ポラロイドはこの世に一枚しかない写真だから
特別だって分かりますよね?」
そうして私たちは少し野暮ったく
スペインのあるサービスエリアの前で写真を撮った。
サービスエリアでの短い休憩のあと、
4時間ほどさらに走り
ついにテルエルに到着した。
街全体が醸し出す雰囲気は
フリヒリアナの田園風景とは
まったく違っていた。

馬に乗った騎士が通りかかっても
不思議ではないほど、中世の姿を
そのまま残していた。
私たちはフンジさんが話していた
テルエルの恋人たちを見るために
サン・ペドロ聖堂を真っ先に訪れた。
伝説のディエゴとイサベルの彫像は
互いに手を伸ばしているのに
結局届かない姿で
彼らの物語がいっそう切なく感じられた。

『あんなに愛し合っていたのに……
死んでからも互いに届かなかったんだ。
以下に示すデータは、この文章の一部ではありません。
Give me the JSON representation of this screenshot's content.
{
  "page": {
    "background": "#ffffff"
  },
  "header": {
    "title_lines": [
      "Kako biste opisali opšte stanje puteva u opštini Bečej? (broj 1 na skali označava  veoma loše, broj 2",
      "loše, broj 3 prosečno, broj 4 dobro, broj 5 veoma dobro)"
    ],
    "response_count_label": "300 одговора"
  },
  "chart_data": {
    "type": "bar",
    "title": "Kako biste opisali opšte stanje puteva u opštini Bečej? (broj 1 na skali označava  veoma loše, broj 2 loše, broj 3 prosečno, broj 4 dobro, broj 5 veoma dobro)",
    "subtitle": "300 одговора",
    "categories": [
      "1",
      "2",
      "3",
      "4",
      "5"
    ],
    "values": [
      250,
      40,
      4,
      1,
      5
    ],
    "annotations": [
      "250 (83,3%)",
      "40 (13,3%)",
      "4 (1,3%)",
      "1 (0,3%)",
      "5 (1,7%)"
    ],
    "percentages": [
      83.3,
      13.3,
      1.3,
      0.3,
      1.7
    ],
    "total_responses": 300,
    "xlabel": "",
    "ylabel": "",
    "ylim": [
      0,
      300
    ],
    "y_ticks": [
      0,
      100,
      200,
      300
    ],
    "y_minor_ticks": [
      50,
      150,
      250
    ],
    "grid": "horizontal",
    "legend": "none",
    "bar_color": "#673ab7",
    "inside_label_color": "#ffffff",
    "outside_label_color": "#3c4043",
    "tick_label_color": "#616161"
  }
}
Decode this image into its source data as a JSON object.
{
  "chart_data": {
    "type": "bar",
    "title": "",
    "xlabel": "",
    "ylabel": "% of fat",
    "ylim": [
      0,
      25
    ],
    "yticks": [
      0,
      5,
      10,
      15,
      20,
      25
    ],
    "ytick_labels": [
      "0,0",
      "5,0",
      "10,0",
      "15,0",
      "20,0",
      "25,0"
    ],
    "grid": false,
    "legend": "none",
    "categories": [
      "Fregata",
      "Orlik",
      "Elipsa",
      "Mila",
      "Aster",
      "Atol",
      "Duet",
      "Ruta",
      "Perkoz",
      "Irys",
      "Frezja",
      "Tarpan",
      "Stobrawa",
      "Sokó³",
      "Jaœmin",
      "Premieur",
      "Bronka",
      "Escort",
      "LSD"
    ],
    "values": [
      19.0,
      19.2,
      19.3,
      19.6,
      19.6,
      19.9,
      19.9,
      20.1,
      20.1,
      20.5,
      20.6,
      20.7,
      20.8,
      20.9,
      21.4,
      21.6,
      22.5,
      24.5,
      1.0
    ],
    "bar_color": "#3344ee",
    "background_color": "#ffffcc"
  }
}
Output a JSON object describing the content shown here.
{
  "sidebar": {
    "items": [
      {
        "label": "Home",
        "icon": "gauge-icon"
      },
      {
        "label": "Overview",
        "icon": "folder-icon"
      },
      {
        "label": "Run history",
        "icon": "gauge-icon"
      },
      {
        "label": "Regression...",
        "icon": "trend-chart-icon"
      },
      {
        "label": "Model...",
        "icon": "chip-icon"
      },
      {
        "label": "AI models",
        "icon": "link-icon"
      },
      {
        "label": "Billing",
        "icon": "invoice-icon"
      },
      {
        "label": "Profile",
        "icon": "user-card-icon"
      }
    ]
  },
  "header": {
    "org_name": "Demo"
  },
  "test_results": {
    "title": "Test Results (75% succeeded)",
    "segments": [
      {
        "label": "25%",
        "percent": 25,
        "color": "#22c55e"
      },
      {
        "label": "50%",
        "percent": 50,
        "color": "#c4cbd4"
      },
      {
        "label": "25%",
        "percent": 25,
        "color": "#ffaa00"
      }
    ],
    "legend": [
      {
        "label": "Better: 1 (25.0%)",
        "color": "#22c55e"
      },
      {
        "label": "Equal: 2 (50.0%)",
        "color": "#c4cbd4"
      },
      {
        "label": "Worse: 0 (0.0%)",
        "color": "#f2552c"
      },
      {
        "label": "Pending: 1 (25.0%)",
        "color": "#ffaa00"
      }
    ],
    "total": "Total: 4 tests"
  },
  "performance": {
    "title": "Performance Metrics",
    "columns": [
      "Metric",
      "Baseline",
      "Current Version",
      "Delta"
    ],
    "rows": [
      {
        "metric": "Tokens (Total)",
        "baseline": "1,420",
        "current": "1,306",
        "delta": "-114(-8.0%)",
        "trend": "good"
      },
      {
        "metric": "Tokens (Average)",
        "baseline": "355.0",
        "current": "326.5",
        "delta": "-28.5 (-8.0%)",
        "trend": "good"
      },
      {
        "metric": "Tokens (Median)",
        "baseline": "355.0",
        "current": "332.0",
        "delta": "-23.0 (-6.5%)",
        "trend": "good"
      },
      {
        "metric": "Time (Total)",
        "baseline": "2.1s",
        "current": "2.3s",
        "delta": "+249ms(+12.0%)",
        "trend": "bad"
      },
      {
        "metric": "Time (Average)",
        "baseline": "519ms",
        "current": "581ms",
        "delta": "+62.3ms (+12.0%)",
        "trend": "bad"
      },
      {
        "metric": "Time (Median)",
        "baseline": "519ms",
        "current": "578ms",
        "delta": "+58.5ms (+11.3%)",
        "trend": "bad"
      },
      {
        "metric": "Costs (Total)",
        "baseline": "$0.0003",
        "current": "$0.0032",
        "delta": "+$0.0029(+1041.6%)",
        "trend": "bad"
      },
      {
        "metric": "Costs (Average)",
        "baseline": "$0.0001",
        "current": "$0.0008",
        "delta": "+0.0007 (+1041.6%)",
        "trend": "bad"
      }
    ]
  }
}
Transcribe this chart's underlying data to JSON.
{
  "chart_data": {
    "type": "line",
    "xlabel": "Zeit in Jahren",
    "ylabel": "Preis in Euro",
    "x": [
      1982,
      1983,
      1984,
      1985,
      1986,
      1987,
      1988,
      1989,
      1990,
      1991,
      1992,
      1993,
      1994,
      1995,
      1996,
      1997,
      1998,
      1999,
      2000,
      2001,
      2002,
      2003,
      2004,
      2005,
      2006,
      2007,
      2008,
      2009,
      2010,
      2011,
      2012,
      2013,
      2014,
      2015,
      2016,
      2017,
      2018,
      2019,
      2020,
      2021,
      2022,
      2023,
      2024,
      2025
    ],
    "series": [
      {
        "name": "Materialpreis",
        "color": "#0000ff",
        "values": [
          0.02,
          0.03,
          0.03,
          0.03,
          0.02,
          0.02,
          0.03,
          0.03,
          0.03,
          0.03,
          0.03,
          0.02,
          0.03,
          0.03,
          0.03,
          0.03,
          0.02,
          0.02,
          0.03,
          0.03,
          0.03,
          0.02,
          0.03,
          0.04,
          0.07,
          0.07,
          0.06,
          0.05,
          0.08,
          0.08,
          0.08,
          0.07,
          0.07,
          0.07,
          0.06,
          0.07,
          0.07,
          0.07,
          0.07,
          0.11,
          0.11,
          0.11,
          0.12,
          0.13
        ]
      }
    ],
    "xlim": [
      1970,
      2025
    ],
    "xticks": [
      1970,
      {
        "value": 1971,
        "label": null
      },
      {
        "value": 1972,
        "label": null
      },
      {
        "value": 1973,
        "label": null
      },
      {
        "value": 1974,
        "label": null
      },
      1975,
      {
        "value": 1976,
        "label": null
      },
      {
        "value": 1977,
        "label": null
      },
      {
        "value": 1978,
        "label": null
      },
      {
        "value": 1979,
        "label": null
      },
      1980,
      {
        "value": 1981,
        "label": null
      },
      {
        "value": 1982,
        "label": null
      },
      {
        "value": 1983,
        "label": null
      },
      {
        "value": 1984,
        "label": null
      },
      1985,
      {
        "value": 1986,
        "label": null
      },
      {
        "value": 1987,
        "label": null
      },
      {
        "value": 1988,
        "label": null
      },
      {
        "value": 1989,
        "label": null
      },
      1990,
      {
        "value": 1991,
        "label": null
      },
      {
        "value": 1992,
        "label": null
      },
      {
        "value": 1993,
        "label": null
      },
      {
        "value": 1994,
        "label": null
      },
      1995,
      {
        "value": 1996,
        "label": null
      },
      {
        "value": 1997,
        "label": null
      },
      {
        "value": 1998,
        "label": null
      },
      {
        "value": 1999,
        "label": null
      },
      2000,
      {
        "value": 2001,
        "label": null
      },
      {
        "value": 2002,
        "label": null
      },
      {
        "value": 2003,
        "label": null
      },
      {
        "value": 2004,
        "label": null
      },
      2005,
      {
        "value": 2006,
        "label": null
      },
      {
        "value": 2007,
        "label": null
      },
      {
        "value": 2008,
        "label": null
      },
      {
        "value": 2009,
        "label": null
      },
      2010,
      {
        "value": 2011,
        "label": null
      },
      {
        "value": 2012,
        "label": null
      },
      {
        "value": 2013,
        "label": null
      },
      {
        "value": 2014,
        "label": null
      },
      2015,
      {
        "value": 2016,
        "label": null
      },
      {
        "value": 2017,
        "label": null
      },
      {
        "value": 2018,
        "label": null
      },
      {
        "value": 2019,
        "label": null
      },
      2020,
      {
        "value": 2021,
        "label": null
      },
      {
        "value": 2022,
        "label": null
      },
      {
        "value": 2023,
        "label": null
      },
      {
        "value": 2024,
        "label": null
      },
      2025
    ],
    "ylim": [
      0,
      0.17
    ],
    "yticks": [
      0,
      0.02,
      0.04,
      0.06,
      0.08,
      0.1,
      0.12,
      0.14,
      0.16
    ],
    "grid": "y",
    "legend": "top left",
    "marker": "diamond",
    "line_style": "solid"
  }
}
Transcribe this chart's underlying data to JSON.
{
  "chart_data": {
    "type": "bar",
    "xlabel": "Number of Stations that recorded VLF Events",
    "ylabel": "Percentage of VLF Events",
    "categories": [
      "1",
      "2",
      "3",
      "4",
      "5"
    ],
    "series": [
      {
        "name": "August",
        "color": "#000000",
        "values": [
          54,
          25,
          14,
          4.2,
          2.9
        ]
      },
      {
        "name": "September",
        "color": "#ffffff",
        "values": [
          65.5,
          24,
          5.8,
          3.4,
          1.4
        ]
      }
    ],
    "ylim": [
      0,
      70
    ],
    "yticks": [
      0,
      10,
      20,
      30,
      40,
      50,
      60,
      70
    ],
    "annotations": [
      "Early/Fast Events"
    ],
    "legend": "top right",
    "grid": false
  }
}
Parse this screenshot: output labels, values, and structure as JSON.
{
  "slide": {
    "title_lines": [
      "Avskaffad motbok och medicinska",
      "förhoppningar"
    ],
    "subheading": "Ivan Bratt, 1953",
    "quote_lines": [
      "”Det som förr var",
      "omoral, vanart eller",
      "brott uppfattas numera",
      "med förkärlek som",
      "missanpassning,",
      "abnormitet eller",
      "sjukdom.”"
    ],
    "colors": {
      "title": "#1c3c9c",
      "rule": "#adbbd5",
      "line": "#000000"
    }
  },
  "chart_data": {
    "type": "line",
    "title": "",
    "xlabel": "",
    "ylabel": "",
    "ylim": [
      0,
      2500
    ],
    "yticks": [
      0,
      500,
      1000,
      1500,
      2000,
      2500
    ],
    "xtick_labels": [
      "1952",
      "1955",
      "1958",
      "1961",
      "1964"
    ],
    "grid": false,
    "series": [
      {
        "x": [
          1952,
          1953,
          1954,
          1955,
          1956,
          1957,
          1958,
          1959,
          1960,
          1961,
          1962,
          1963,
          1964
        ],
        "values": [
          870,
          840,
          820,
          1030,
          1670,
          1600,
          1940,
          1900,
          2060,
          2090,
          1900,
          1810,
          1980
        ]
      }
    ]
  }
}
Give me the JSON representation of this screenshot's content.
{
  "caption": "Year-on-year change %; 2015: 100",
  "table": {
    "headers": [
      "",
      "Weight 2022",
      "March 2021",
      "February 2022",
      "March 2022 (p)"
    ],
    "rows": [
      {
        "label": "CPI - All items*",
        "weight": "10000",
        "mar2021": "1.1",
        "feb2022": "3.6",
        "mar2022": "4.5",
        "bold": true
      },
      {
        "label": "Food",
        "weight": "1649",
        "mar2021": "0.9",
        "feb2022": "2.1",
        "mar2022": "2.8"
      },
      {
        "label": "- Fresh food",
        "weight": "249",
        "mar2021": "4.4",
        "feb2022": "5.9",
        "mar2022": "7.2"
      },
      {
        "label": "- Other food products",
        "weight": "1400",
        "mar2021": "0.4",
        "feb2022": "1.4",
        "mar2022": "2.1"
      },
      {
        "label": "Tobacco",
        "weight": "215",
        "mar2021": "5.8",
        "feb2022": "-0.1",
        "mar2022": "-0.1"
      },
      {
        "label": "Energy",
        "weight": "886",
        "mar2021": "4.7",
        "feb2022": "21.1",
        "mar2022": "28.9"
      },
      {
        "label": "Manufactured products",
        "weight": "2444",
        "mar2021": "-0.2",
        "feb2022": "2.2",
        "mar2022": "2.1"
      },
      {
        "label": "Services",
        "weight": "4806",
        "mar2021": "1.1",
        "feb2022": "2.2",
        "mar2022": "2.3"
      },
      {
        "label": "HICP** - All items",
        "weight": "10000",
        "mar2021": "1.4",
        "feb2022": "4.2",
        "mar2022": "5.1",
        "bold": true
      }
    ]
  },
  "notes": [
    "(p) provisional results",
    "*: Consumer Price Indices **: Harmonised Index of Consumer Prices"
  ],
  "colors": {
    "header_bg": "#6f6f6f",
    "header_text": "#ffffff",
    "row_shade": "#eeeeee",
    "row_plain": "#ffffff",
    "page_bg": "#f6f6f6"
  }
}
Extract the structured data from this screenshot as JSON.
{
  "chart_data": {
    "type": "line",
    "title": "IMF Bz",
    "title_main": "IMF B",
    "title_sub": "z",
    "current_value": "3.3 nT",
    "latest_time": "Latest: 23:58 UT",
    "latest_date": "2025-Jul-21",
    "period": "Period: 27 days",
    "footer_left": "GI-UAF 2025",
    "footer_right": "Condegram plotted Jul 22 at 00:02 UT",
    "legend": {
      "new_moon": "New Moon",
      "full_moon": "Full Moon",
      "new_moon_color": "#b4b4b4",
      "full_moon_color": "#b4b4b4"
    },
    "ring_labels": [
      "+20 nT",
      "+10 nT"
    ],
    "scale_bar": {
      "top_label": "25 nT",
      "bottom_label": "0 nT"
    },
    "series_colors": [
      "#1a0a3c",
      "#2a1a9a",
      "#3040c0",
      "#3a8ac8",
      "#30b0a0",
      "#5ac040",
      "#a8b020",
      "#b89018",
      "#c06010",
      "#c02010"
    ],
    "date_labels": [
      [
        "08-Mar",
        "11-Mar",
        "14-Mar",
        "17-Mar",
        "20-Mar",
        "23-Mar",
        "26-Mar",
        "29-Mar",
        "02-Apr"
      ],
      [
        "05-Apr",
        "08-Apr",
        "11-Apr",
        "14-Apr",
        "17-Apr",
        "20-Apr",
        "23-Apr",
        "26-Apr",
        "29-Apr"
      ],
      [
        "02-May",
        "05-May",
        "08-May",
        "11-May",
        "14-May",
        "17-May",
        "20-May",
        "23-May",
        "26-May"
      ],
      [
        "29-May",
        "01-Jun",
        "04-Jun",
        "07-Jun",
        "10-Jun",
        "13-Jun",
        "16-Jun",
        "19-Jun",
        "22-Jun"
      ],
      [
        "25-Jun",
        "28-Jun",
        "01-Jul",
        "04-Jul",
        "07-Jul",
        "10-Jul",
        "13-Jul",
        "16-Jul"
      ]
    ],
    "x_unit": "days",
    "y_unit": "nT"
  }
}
』
私は黙って彼らの彫像を見つめた。
私のそばに近づいてきたフンジさんが言った。
「あれ? ここ、思い出したかも……」
「ここ、初めて来るんじゃなかったんですか?」
「イサベルと愛をささやいていた場所が
この近くだった気がするんだけど……」
「ああ……
イサベルと愛をささやいていたら
イサベルのお父さんに叱られた記憶はないんですか?」
「叱られた気もするし……
違う気もするし……」
「前世でも相当モテていらっしゃったみたいですね?」
私たちは両手をぎゅっと握り
そこでしばらくの間ずっと
二人の恋人の彫像を見つめていた。